Predator was the first horror movie I ever watched. At the time, I was eight or nine, I didn’t know it was a horror movie and I don’t think my parents knew either. As far as we were concerned, if Arnie made it, then it was an action movie. It was only when I re-watched Predator recently that I saw that even though the movie is billed as a sci-fi/action movie, it’s actually a slasher flick.

The greatest sci-fi horror movies are the first two Alien movies. Alien is the quintessential haunted house movie while Aliens used the xenomorphs as a way to craft a fantastic Vietnam movie in space. Predator is a mix of the two. Even though the movie takes place all in wide, open outdoors, the jungle represents the haunted house. They can’t escape it and it becomes like a maze with each twist and turn looking exactly the same as they traverse miles and miles of similar scenery. It also has more obvious Vietnam symbolism throughout. Here we have a group of American soldiers dropped into the jungle to complete a mission they don’t a hundred percent understand. All the while an invisible enemy hides in the jungle using the territory against them and killing them off. Much like Bourke in Aliens, you have a character representing the government who is shifty and untrustworthy, and who essentially betrays the team. He gets them into the jungle on false pretences and lets them know they’re expendable when they get there, mirroring the feeling of a lot of US troops during the Vietnam War.

The main difference between these movies is the intelligence of the villains. While the xenomorphs are presented more as cunning animals, the Predator is a hunter with motives and tactics. He hunts the group for a reason and for trophies. He is more akin to Michael Myers, Jason, or Leatherface than to the antagonists in Aliens. His final showdown with Arnie has all the hallmarks of a final girl sequence in a traditional horror movie. Arnie has managed to survive to the end and rather than cowering, he uses his wits to try and win. He ends up being more like Laurie Strode than Rambo and it’s great. The third act, as Arnie tries to fight the Predator with his improvised weaponry, has always been my favourite part of the movie. There is tension throughout Predator, but the scenes of the Predator and Arnie swapping places with the man hunting the alien is very satisfying, with just the right level of eighties cheese to put a smile on the viewer’s face.

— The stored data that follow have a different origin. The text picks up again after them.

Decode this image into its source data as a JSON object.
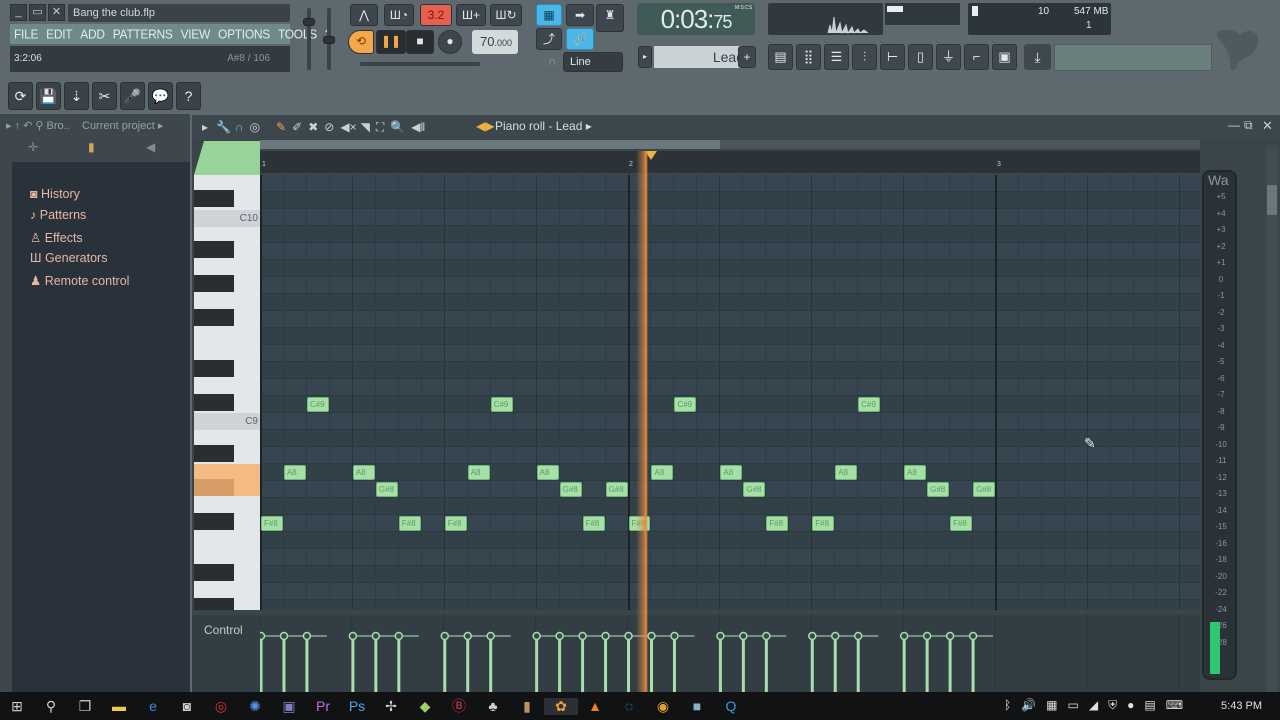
{
  "window": {
    "title": "Bang the club.flp"
  },
  "menu": [
    "FILE",
    "EDIT",
    "ADD",
    "PATTERNS",
    "VIEW",
    "OPTIONS",
    "TOOLS",
    "?"
  ],
  "hint": {
    "position": "3:2:06",
    "note_info": "A#8 / 106"
  },
  "transport": {
    "snap_label": "3.2",
    "tempo": "70",
    "tempo_decimals": ".000",
    "time_main": "0:03:",
    "time_cs": "75",
    "time_format": "M:S:CS",
    "pattern": "Lead",
    "snap_mode": "Line"
  },
  "cpu": {
    "voices": "10",
    "memory": "547 MB",
    "polyphony": "1"
  },
  "browser": {
    "header_short": "Bro..",
    "header_path": "Current project",
    "root": "Current project",
    "items": [
      "History",
      "Patterns",
      "Effects",
      "Generators",
      "Remote control"
    ]
  },
  "piano_roll": {
    "title": "Piano roll - Lead",
    "bar_labels": [
      "1",
      "2",
      "3"
    ],
    "key_labels": [
      "C10",
      "C9"
    ],
    "control_label": "Control",
    "meter_title": "Wa",
    "meter_scale": [
      "+5",
      "+4",
      "+3",
      "+2",
      "+1",
      "0",
      "-1",
      "-2",
      "-3",
      "-4",
      "-5",
      "-6",
      "-7",
      "-8",
      "-9",
      "-10",
      "-11",
      "-12",
      "-13",
      "-14",
      "-15",
      "-16",
      "-18",
      "-20",
      "-22",
      "-24",
      "-26",
      "-28"
    ],
    "notes": [
      {
        "pitch": "F#8",
        "step": 0
      },
      {
        "pitch": "A8",
        "step": 1
      },
      {
        "pitch": "C#9",
        "step": 2
      },
      {
        "pitch": "A8",
        "step": 4
      },
      {
        "pitch": "G#8",
        "step": 5
      },
      {
        "pitch": "F#8",
        "step": 6
      },
      {
        "pitch": "F#8",
        "step": 8
      },
      {
        "pitch": "A8",
        "step": 9
      },
      {
        "pitch": "C#9",
        "step": 10
      },
      {
        "pitch": "A8",
        "step": 12
      },
      {
        "pitch": "G#8",
        "step": 13
      },
      {
        "pitch": "F#8",
        "step": 14
      },
      {
        "pitch": "G#8",
        "step": 15
      },
      {
        "pitch": "F#8",
        "step": 16
      },
      {
        "pitch": "A8",
        "step": 17
      },
      {
        "pitch": "C#9",
        "step": 18
      },
      {
        "pitch": "A8",
        "step": 20
      },
      {
        "pitch": "G#8",
        "step": 21
      },
      {
        "pitch": "F#8",
        "step": 22
      },
      {
        "pitch": "F#8",
        "step": 24
      },
      {
        "pitch": "A8",
        "step": 25
      },
      {
        "pitch": "C#9",
        "step": 26
      },
      {
        "pitch": "A8",
        "step": 28
      },
      {
        "pitch": "G#8",
        "step": 29
      },
      {
        "pitch": "F#8",
        "step": 30
      },
      {
        "pitch": "G#8",
        "step": 31
      }
    ],
    "playhead_step": 16.9
  },
  "taskbar": {
    "clock": "5:43 PM"
  }
}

The eighties cheese level in the rest of the movie veers wildly from fun to hilarious to laughable. The scene of Dillon and Dutch greeting each other with the handshake/arm wrestle is one of those moments where I can’t tell if I’m supposed to be amused or impressed and I usually end up with both. That sense runs through the movie. There is a lot of purple prose in the script but that just adds to the fun. The core group of men in Dutch’s team have great chemistry and watching them riff is fun and watching them try to out masculine each other is even more fun.

I’ve read countless articles about the femininity of the Alien franchise. Aliens, in particular, has a motif of mothers and motherhood with Ripley sleeping through her daughter’s life and taking on Newt as a surrogate. The final sequence is Ripley fighting the Alien Queen, another mother, who is trying to steal her daughter away. If that is the case and Alien is feminine sci-fi horror, then Predator is definitely the masculine side.

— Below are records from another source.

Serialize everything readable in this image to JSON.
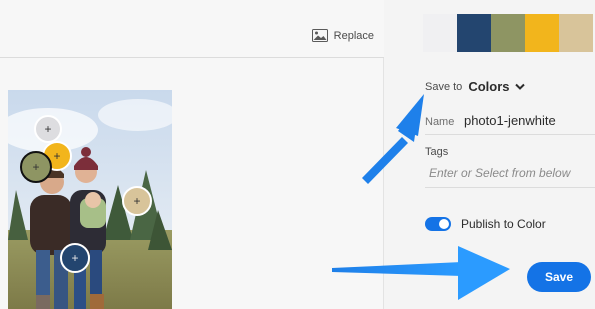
{
  "toolbar": {
    "replace_label": "Replace"
  },
  "palette": {
    "colors": [
      "#f0f0f2",
      "#23456f",
      "#8e9563",
      "#f2b51c",
      "#d8c49a"
    ]
  },
  "save_to": {
    "label": "Save to",
    "destination": "Colors"
  },
  "name_field": {
    "label": "Name",
    "value": "photo1-jenwhite"
  },
  "tags": {
    "label": "Tags",
    "placeholder": "Enter or Select from below"
  },
  "publish": {
    "label": "Publish to Color",
    "enabled": true
  },
  "save_button": {
    "label": "Save"
  },
  "swatch_markers": [
    {
      "color": "#dddde0",
      "symbol": "+"
    },
    {
      "color": "#f2b51c",
      "symbol": "+"
    },
    {
      "color": "#8e9563",
      "symbol": "+"
    },
    {
      "color": "#d8c49a",
      "symbol": "+"
    },
    {
      "color": "#23456f",
      "symbol": "+"
    }
  ]
}
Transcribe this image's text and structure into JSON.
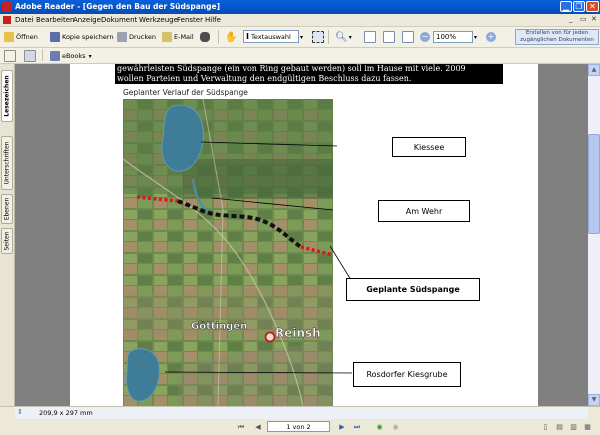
{
  "window": {
    "title": "Adobe Reader - [Gegen den Bau der Südspange]"
  },
  "menu": {
    "items": [
      "Datei",
      "Bearbeiten",
      "Anzeige",
      "Dokument",
      "Werkzeuge",
      "Fenster",
      "Hilfe"
    ]
  },
  "toolbar": {
    "open_label": "Öffnen",
    "save_copy_label": "Kopie speichern",
    "print_label": "Drucken",
    "email_label": "E-Mail",
    "text_select_label": "Textauswahl",
    "zoom_value": "100%",
    "create_accessible_label": "Erstellen von für jeden zugänglichen Dokumenten",
    "ebooks_label": "eBooks"
  },
  "side_tabs": [
    "Lesezeichen",
    "Unterschriften",
    "Ebenen",
    "Seiten"
  ],
  "document": {
    "top_text_line1": "gewährleisten Südspange (ein von Ring gebaut werden) soll im Hause mit viele. 2009",
    "top_text_line2": "wollen Parteien und Verwaltung den endgültigen Beschluss dazu fassen.",
    "caption": "Geplanter Verlauf der Südspange",
    "map_label_1": "Göttingen",
    "map_label_2": "Reinsh",
    "callouts": [
      "Kiessee",
      "Am Wehr",
      "Geplante Südspange",
      "Rosdorfer Kiesgrube"
    ]
  },
  "status": {
    "page_size": "209,9 x 297 mm",
    "page_indicator": "1 von 2"
  },
  "colors": {
    "title_bar": "#0453c8",
    "close_button": "#d94d24",
    "route_dashes": "#d61919",
    "route_planned": "#111111"
  }
}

The amount of testosterone dripping off the screen is distracting at times. There are lots of long lingering shots of straining muscles and sweaty abs, and the banter between the team is a lot of dudes being bros, pussy jokes, accusations of being a “slack-jawed faggot,” and warzone reminiscence. These jocks are our heroes but there is a slight satisfaction in watching them get taken out. Anna, the only woman in the movie, is, interestingly, never talked about or shot in a sexual manner. She is fully clothed throughout and there is not the sense of a romance blossoming between her and any of the team. However, she is also viewed from the first second she appears as a weakness. She is a burden they must carry and the only reason the Predator doesn’t kill her is that he doesn’t consider her to be worthy sport because of how useless she is. She must be protected by the men and has no real agency of her own. She survives the movie but only because her weakness protects her while there are all these big muscle men around her who represent strength and a challenge to the Predator.

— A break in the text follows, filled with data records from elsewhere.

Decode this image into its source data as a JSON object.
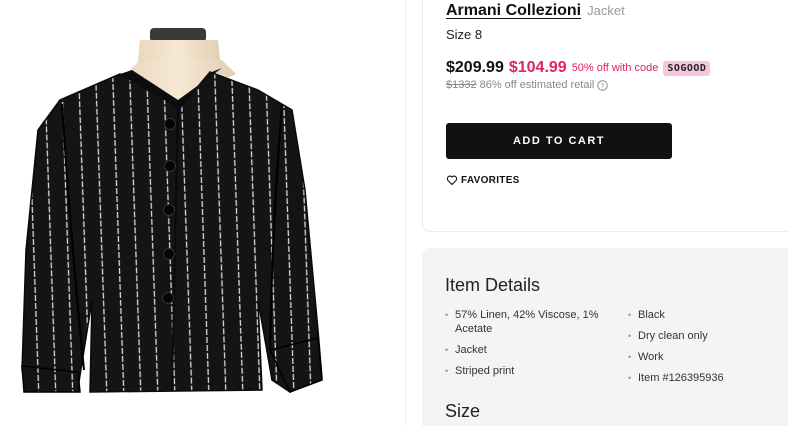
{
  "product": {
    "brand": "Armani Collezioni",
    "category": "Jacket",
    "size": "Size 8",
    "price_original": "$209.99",
    "price_sale": "$104.99",
    "promo_text": "50% off with code",
    "promo_code": "SOGOOD",
    "retail_price": "$1332",
    "retail_label": "86% off estimated retail",
    "add_to_cart": "ADD TO CART",
    "favorites": "FAVORITES"
  },
  "details": {
    "title": "Item Details",
    "left_items": [
      "57% Linen, 42% Viscose, 1% Acetate",
      "Jacket",
      "Striped print"
    ],
    "right_items": [
      "Black",
      "Dry clean only",
      "Work",
      "Item #126395936"
    ],
    "size_heading": "Size"
  },
  "colors": {
    "sale_red": "#e0245e",
    "promo_pink": "#f8c6dc",
    "button_black": "#111111",
    "details_bg": "#f4f4f4"
  },
  "icons": [
    "info-icon",
    "heart-icon"
  ]
}
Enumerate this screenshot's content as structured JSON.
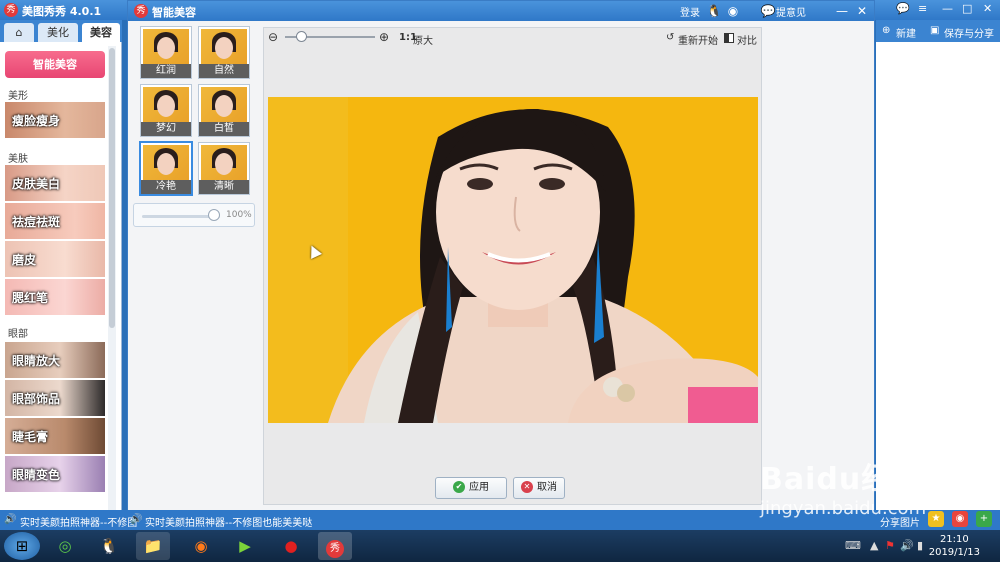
{
  "app": {
    "title": "美图秀秀 4.0.1",
    "logo_text": "秀",
    "login": "登录",
    "feedback": "提意见"
  },
  "tabs": [
    {
      "label": "⌂"
    },
    {
      "label": "美化"
    },
    {
      "label": "美容"
    }
  ],
  "left": {
    "smart_button": "智能美容",
    "sections": {
      "shape": "美形",
      "skin": "美肤",
      "eyes": "眼部"
    },
    "features": [
      {
        "label": "瘦脸瘦身"
      },
      {
        "label": "皮肤美白"
      },
      {
        "label": "祛痘祛斑"
      },
      {
        "label": "磨皮"
      },
      {
        "label": "腮红笔"
      },
      {
        "label": "眼睛放大"
      },
      {
        "label": "眼部饰品"
      },
      {
        "label": "睫毛膏"
      },
      {
        "label": "眼睛变色"
      }
    ]
  },
  "dialog": {
    "title": "智能美容",
    "presets": [
      {
        "label": "红润"
      },
      {
        "label": "自然"
      },
      {
        "label": "梦幻"
      },
      {
        "label": "白皙"
      },
      {
        "label": "冷艳"
      },
      {
        "label": "清晰"
      }
    ],
    "strength": {
      "value_text": "100%",
      "fraction": 1.0
    },
    "zoom": {
      "ratio_label": "1:1",
      "original_label": "原大",
      "fraction": 0.18
    },
    "restart": "重新开始",
    "compare": "对比",
    "apply": "应用",
    "cancel": "取消"
  },
  "right": {
    "new": "新建",
    "save_share": "保存与分享",
    "share_image": "分享图片"
  },
  "status": {
    "left_text": "实时美颜拍照神器--不修图",
    "main_text": "实时美颜拍照神器--不修图也能美美哒"
  },
  "clock": {
    "time": "21:10",
    "date": "2019/1/13"
  },
  "watermark": {
    "brand": "Baidu经验",
    "url": "jingyan.baidu.com"
  },
  "colors": {
    "accent": "#2f78c8",
    "smart_button": "#e84673",
    "photo_bg": "#f5b70f"
  }
}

30 years after its release I can’t say that Predator has aged like fine wine. Maybe a good scotch. It is rough around the edges but so much fun. Young Arnie is a huge ball of charm with, I noticed on this watch, incredibly expressive eyes. The score is a great mix of South American drums and classical strings, which create a wonderful soundscape for the characters to get lost/killed in. The Predator is one of those wonderful alien designs that is full of tricks and still looks highly effective. The invisibility effect is still wonderful and even better in HD as there are scenes where you can see the shimmering hole in the jungle while the characters cannot. Watching it on my old VHS twenty-five years ago meant I missed all that. It is also a highly economical film. In my old age, I’m finding that modern movies are getting too long and have too much fat on the bone. Predator is a clean hour and forty-five with very little excess on it and something for everyone: big action beats, gore, one liners, Arnie fighting a monster, a minigun, a dude losing an arm, and Long Tall Sally.

Okay, maybe not everyone. But eight or nine-year-old me was very impressed with it.